Investors are prioritising liquidity and more precise outcomes for asset allocations as they navigate volatility in global markets, according to derivatives investment experts who spoke at a recent conference in Singapore.
They observed that investors are demanding a broader variety of products alongside detailed cost analysis in addition to more actively-managed diversification strategies for asset allocations.
Anson Chow, director of institutional sales at US quantitative trading firm Jane Street in Hong Kong, said investors are focused on assessing liquidity, which is crucial in a volatile environment as it allows investors to buy and sell assets quickly at fair prices, and with minimal transaction costs.
“There is a desire to basically revisit what is liquidity, where is liquidity? How do you access the liquidity? In what form of access is liquidity?” Chow said during a panel discussion at the Eurex Exchange Derivatives Asia Insights 2026 conference in Singapore on April 14.
He said technology has also enabled investors to transact and execute direct trades, which has an impact on market liquidity, Direct trading bypasses traditional intermediaries, allowing faster execution, greater transparency and more competitive pricing. This will lower costs and reduce risks, helping to draw more market participants and improve liquidity.
Understanding liquidity is now very much part of risk management, said Siddharth Chatterjee, multi-asset solutions portfolio manager for Asia Pacific at US asset manager Franklin Templeton, who was also on the panel. But he argued that relatively illiquid private market assets can also be instruments that counter market volatility.
“They [private assets] are more locked in,” he explained. “That illiquidity gives you greater flexibility to reduce volatility in the portfolio while still aiming to meet clients’ return targets.”
He pointed out that the increased use of private assets in portfolio allocation comes as bonds lose their appeal as diversifiers in an environment where the threat of inflation keeps interest rates relatively high.
“At least half of our fixed income bucket has been moving to an alternative asset market,” Chatterjee said.
For institutional clients seeking total returns, he said assets are allocated with a medium to long-term view into the portfolio, which is then overlaid. A portfolio overlay is an active investment strategy that uses derivatives to manage risks or enhance returns without altering the underlying assets.
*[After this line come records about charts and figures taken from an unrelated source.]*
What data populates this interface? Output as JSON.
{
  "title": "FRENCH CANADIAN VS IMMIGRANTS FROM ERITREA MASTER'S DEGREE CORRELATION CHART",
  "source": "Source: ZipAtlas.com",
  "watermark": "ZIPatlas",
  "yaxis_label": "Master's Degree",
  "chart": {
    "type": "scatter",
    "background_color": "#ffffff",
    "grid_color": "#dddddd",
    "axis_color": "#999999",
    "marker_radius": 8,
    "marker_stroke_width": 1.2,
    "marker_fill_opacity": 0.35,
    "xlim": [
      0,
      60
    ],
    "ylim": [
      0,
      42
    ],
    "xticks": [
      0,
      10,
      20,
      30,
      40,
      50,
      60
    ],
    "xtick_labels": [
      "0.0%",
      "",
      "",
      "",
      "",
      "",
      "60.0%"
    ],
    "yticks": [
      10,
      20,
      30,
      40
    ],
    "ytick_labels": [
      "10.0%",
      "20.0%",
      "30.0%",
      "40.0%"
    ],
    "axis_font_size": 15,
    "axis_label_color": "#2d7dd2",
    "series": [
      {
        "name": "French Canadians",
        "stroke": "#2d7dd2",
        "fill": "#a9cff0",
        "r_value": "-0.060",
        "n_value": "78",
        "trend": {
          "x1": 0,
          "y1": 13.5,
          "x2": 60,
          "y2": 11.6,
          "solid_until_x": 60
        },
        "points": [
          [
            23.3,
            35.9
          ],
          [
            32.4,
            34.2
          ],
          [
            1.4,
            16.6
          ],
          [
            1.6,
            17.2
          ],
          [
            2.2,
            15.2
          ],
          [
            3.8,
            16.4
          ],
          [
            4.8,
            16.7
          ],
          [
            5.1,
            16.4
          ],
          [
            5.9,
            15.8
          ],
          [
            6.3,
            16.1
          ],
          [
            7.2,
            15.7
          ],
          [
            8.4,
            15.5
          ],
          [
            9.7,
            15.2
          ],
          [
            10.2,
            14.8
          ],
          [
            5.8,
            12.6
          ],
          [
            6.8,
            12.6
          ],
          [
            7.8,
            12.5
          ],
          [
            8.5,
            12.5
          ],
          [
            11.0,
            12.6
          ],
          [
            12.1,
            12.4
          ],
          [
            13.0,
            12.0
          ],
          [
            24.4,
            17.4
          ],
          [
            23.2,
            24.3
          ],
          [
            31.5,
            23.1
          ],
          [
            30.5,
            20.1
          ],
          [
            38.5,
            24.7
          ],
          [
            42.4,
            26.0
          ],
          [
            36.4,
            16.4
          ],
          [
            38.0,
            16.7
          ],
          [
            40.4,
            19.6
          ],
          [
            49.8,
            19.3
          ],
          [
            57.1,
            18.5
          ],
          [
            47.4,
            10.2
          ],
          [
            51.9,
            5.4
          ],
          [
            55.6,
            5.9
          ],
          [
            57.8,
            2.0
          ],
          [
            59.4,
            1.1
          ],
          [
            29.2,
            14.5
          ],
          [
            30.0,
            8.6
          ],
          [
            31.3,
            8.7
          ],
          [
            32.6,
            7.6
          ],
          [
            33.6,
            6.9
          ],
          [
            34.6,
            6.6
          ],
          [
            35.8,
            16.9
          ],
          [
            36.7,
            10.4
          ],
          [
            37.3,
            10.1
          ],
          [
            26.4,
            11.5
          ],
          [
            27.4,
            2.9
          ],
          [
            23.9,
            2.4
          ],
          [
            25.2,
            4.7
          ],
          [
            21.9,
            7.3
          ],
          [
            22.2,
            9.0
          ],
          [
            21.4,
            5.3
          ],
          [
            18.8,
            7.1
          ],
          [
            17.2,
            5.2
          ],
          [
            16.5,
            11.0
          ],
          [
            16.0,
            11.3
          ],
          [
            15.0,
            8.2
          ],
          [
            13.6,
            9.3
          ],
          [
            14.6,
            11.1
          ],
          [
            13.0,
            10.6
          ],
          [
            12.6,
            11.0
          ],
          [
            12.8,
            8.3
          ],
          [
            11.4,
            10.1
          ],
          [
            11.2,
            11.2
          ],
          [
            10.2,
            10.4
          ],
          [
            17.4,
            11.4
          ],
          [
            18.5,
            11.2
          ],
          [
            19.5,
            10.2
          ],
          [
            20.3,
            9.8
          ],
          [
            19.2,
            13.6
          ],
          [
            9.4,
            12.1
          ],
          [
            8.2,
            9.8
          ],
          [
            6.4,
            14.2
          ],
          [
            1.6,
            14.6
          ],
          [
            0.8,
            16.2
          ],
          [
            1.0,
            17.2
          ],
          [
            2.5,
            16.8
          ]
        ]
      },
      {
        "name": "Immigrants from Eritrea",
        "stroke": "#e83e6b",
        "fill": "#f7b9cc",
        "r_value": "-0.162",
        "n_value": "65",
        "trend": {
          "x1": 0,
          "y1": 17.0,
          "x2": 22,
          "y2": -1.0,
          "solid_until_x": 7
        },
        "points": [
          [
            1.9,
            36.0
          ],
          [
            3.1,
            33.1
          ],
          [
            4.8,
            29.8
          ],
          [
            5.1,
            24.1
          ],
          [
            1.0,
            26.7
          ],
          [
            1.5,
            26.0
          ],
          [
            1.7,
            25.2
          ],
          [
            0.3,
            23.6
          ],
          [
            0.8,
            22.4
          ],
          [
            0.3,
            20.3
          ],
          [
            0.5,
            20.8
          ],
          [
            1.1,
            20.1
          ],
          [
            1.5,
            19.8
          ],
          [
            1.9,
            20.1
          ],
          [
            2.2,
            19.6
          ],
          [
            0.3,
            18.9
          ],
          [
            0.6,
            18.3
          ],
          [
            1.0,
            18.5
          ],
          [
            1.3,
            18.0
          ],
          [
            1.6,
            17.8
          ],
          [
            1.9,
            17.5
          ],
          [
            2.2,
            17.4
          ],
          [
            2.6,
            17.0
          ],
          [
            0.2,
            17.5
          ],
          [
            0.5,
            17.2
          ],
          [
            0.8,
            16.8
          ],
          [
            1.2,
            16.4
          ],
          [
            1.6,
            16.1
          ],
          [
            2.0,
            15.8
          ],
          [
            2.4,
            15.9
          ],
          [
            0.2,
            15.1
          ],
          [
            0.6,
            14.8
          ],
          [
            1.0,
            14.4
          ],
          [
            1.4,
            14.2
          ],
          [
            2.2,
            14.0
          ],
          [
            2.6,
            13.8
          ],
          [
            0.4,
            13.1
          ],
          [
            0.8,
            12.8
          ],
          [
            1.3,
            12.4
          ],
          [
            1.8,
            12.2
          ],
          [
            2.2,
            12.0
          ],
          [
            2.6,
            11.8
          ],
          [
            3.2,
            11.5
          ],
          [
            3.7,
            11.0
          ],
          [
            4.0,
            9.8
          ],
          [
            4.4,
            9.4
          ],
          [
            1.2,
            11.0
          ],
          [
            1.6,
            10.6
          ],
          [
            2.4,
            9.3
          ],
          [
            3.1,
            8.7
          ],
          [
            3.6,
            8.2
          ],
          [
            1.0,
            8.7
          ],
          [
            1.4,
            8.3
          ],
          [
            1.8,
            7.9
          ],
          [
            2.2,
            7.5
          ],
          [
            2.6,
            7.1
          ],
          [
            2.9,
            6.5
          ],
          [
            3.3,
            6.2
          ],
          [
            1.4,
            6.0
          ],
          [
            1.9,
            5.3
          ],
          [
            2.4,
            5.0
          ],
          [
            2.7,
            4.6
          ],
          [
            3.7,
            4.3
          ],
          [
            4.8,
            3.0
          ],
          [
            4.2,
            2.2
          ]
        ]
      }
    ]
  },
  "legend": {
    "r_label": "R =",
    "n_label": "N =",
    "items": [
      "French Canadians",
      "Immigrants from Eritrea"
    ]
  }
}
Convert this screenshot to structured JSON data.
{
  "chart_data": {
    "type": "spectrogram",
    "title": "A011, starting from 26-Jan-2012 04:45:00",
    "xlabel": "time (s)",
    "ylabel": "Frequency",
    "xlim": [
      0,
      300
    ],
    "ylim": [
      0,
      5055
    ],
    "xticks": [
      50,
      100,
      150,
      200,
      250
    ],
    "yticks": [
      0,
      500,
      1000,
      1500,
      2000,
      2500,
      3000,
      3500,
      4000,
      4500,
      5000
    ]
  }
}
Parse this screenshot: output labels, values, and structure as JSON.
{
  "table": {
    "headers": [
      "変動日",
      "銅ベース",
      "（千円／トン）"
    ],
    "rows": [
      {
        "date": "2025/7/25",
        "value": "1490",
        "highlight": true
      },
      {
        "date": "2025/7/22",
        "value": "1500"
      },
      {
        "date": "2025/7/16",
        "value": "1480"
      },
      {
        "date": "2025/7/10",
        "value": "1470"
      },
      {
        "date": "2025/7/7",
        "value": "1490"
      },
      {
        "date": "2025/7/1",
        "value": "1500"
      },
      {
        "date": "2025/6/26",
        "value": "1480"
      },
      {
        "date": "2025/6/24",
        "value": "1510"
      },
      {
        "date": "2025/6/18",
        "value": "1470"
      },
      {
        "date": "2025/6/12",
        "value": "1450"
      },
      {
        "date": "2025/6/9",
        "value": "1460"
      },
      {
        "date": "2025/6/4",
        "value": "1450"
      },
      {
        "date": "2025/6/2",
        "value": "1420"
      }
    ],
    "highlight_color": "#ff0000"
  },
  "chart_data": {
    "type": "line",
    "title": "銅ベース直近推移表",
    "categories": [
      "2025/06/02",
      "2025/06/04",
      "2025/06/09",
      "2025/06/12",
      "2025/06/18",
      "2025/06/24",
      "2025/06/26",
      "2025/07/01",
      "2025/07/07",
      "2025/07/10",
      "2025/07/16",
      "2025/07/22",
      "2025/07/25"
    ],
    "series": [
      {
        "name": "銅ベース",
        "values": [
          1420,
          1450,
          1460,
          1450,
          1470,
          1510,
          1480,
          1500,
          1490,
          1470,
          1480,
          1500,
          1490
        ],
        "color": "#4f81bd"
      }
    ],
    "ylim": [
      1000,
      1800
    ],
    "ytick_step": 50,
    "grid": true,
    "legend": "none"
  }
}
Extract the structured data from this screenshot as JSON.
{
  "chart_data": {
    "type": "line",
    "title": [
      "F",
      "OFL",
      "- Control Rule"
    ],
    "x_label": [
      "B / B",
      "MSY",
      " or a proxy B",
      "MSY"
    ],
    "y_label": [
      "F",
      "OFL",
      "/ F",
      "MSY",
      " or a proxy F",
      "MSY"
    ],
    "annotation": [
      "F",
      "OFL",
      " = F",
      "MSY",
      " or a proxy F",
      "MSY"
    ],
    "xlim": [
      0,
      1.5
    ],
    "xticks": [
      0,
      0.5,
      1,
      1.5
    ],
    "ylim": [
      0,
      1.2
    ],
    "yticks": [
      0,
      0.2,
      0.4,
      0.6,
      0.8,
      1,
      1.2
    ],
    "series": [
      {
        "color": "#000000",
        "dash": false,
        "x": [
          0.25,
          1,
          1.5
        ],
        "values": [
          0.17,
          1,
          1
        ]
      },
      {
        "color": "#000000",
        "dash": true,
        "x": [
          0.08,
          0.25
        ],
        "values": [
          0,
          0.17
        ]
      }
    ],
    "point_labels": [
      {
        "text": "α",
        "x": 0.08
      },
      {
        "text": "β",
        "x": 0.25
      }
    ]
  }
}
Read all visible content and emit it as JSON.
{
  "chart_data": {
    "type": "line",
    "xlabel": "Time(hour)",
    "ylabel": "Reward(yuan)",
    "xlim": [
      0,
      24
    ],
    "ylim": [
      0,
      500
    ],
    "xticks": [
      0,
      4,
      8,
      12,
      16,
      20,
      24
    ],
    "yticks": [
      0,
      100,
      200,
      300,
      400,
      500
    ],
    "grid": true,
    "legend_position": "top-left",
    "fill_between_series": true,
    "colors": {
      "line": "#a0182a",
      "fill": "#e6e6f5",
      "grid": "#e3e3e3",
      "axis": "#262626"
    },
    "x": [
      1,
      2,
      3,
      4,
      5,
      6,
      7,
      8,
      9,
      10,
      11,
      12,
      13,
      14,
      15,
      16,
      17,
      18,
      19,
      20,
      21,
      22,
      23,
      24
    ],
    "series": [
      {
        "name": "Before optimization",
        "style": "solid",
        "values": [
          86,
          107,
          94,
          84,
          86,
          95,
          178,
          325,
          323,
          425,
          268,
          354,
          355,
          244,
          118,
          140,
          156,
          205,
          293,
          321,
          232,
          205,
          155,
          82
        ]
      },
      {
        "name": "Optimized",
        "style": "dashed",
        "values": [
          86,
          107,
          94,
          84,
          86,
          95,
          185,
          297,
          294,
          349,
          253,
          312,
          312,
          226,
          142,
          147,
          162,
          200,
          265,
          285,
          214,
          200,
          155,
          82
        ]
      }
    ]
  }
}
Eurex is expanding its listed alternative products to meet growing institutional demand for cost-efficient, transparent and centrally-cleared alternatives to over-the-counter products, according to Jens Quiram, global head of sales and marketing at the exchange, who was also a panellist.
He said Eurex is putting more emphasis on efforts to bring the OTC and listed worlds together into a hybrid structure that maximises capital, margin and operational efficiencies for market participants.
ETFs
The liquidity issue and increased focus on investment outcomes also ran across a separate panel discussion on the use of exchange-traded fund derivatives as overlays to enhance returns.
Rehmat Johal, vice president of iShares Asia Pacific equity product strategy at US asset management giant BlackRock Inc., said the increased traction of options-based ETFs, including buffer ETFs, reflects investor demand for more precise outcomes. Buffer ETFs use options to cap maximum upside while protecting against a specific percentage of downside loss.
Johal pointed out that the use of options to manage risks is not new.
“What is new,” she said “is the idea of the fact that you can package all of this complexity and sophistication and democratise access to wealth investors, regional investors, and even to institutional investors who just want the same thing, but in a simple clean wrapper.”
Dennis Fok, chief investment officer of ETFs in Hong Kong at South Korean investment manager Mirae Asset Global Management, said he wants to see more derivatives contracts listed on Asian bourses.
According to Fok, listing these products as ETFs will bring greater transparency and reduce market volatility. “People don’t need to panic[when] they understand what is going on.”